Beef primals. Who knew? These are the cuts that butchers use to divide up a carcass into particular sections. Chuck primals. Sirloin primals. And, tenderloin primals. My friends at Tony’s Market had a sale on primals last week. Bought a tenderloin primal. They will cut it up however you want. I chose two two pound roasts, several individual steaks, and two pounds of lean hamburger.

Tony’s left one of the tenderloin roasts unfrozen. The rest of the primal is in my freezer. I like Tony’s and Cook’s Venture, chickens, because they demand humane conditions for the livestock and natural feed.

The plan was to use this roast for first heat in the new, completed kitchen. Sigh. I went ahead anyhow. No hardware on the cabinets, therefore no stuff in cabinets. That meant I had to go looking through various boxes for: the skillet, the dutch oven, a spatter shield, Olive oil, cooking oil, brown sugar (failed on that one), the knives, a cookie sheet, a wire rack.

Hell, I was exhausted before I got to cooking. Earlier in the day I took the roast out and coated it with sea salt. Before I began assembling my cooking tools, I took it out of the refrigerator and let it warm up to room temperature.

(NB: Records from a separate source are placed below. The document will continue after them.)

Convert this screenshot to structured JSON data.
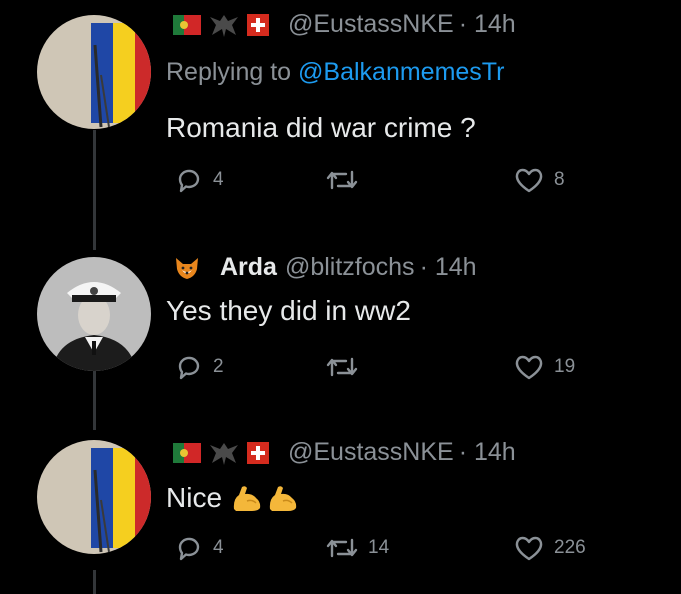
{
  "colors": {
    "background": "#000000",
    "text": "#e7e9ea",
    "muted": "#8b9197",
    "link": "#1d9bf0",
    "thread_line": "#333639"
  },
  "tweets": [
    {
      "header_icons": [
        "portugal-flag-icon",
        "eagle-icon",
        "swiss-flag-icon"
      ],
      "handle": "@EustassNKE",
      "time": "· 14h",
      "replying_prefix": "Replying to",
      "replying_handle": "@BalkanmemesTr",
      "text": "Romania did war crime ?",
      "replies": "4",
      "retweets": "",
      "likes": "8"
    },
    {
      "header_icons": [
        "fox-emoji-icon"
      ],
      "name": "Arda",
      "handle": "@blitzfochs",
      "time": "· 14h",
      "text": "Yes they did in ww2",
      "replies": "2",
      "retweets": "",
      "likes": "19"
    },
    {
      "header_icons": [
        "portugal-flag-icon",
        "eagle-icon",
        "swiss-flag-icon"
      ],
      "handle": "@EustassNKE",
      "time": "· 14h",
      "text": "Nice",
      "text_icons": [
        "flexed-biceps-icon",
        "flexed-biceps-icon"
      ],
      "replies": "4",
      "retweets": "14",
      "likes": "226"
    }
  ]
}
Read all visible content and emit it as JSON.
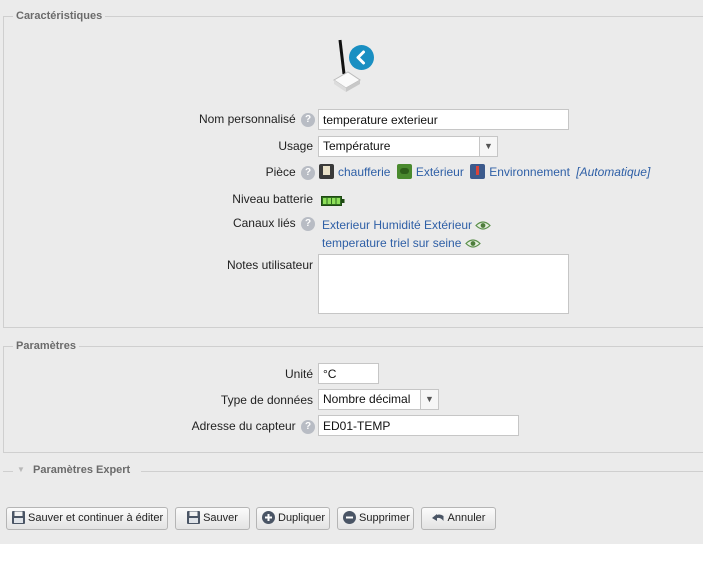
{
  "caracteristiques": {
    "legend": "Caractéristiques",
    "nom": {
      "label": "Nom personnalisé",
      "value": "temperature exterieur"
    },
    "usage": {
      "label": "Usage",
      "value": "Température"
    },
    "piece": {
      "label": "Pièce",
      "items": [
        "chaufferie",
        "Extérieur",
        "Environnement"
      ],
      "auto": "[Automatique]"
    },
    "batterie": {
      "label": "Niveau batterie"
    },
    "canaux": {
      "label": "Canaux liés",
      "items": [
        "Exterieur Humidité Extérieur",
        "temperature triel sur seine"
      ]
    },
    "notes": {
      "label": "Notes utilisateur",
      "value": ""
    }
  },
  "parametres": {
    "legend": "Paramètres",
    "unite": {
      "label": "Unité",
      "value": "°C"
    },
    "type": {
      "label": "Type de données",
      "value": "Nombre décimal"
    },
    "adresse": {
      "label": "Adresse du capteur",
      "value": "ED01-TEMP"
    }
  },
  "expert": {
    "label": "Paramètres Expert"
  },
  "buttons": {
    "save_continue": "Sauver et continuer à éditer",
    "save": "Sauver",
    "duplicate": "Dupliquer",
    "delete": "Supprimer",
    "cancel": "Annuler"
  },
  "colors": {
    "link": "#2e5fa6",
    "badge": "#1a8fc2",
    "background": "#ebebeb"
  }
}
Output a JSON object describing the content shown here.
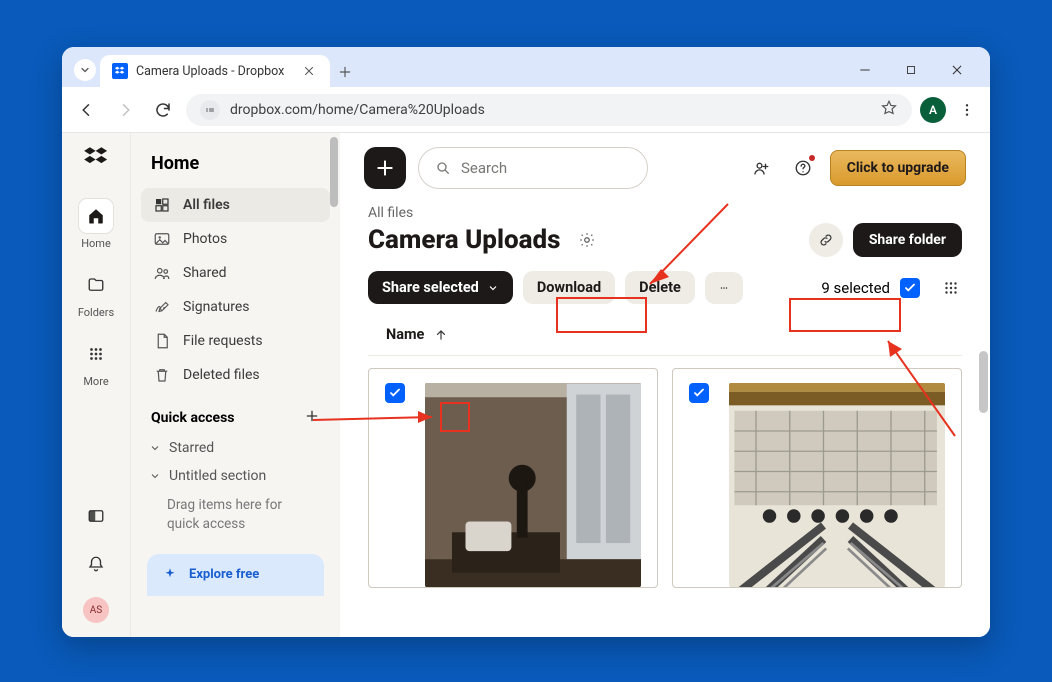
{
  "browser": {
    "tab_title": "Camera Uploads - Dropbox",
    "url": "dropbox.com/home/Camera%20Uploads",
    "profile_initial": "A"
  },
  "rail": {
    "items": [
      {
        "label": "Home",
        "icon": "home-icon",
        "active": true
      },
      {
        "label": "Folders",
        "icon": "folder-icon",
        "active": false
      },
      {
        "label": "More",
        "icon": "grid-dots-icon",
        "active": false
      }
    ],
    "avatar_initials": "AS"
  },
  "sidebar": {
    "heading": "Home",
    "items": [
      {
        "label": "All files",
        "active": true
      },
      {
        "label": "Photos",
        "active": false
      },
      {
        "label": "Shared",
        "active": false
      },
      {
        "label": "Signatures",
        "active": false
      },
      {
        "label": "File requests",
        "active": false
      },
      {
        "label": "Deleted files",
        "active": false
      }
    ],
    "quick_access_label": "Quick access",
    "starred_label": "Starred",
    "untitled_label": "Untitled section",
    "hint": "Drag items here for quick access",
    "explore_label": "Explore free"
  },
  "topbar": {
    "search_placeholder": "Search",
    "upgrade_label": "Click to upgrade"
  },
  "page": {
    "breadcrumb": "All files",
    "title": "Camera Uploads",
    "share_folder_label": "Share folder",
    "share_selected_label": "Share selected",
    "download_label": "Download",
    "delete_label": "Delete",
    "selected_label": "9 selected",
    "name_col": "Name"
  },
  "colors": {
    "accent_blue": "#0061ff",
    "annotation_red": "#e6321e",
    "upgrade_gold": "#e2a73e"
  }
}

At that point I decided to finally cut up all of the Chewy and Amazon boxes piled up in the sewing room. I moved them into the kitchen, got out my trusty pocket knife, and went to work. My kitchen window opens to the front of the house and is low to the ground. I positioned both recycling and garbage bins near the window, opened it, and lifted stuff out to the waiting maws of the plastic bins.

By the time I was done I was exhausted. Orgovyx and Erleada and cancer itself cause fatigue. I was fatigued. So I took a nap, then got up and did my find the cooking utensil walkabout.

The cooking wore me out, too. A while back I purchased two fatigue mats for the kitchen, but I can’t put them down until the kitchen gets finished. The mats will help.

Not mine, but mine looked just like this!

Even though I’m the one saying it I gotta say that tenderloin roast was perfect. A nicely crusted exterior and a pink interior with no gray streaks. Yes! I fried up some potatoes, boiled some carrots and bathed them in butter and maple syrup. A lot of satisfied noises.

A glimmer of what can happen once the kitchen has drawers and cabinets filled with tools and foods.

Happy with the results so far. My plan is to start learning basic cooking techniques and move onto Italian and Korean cuisine. I want the Hermitage to be a place where good food and good times around the table are the norm. Last night fit that notion.

Ruth, 6 years old

But. Ruth. In crisis. What a sweetheart and so hurt, so damaged from a tough, tough early life. I don’t know all the vectors that have harmed her, but I know some of them. All sad. All unnecessary. Yet, all impacting her now.

She spent the night on a psych ward at Children’s Hospital and will go somewhere else today. Makes me very sad.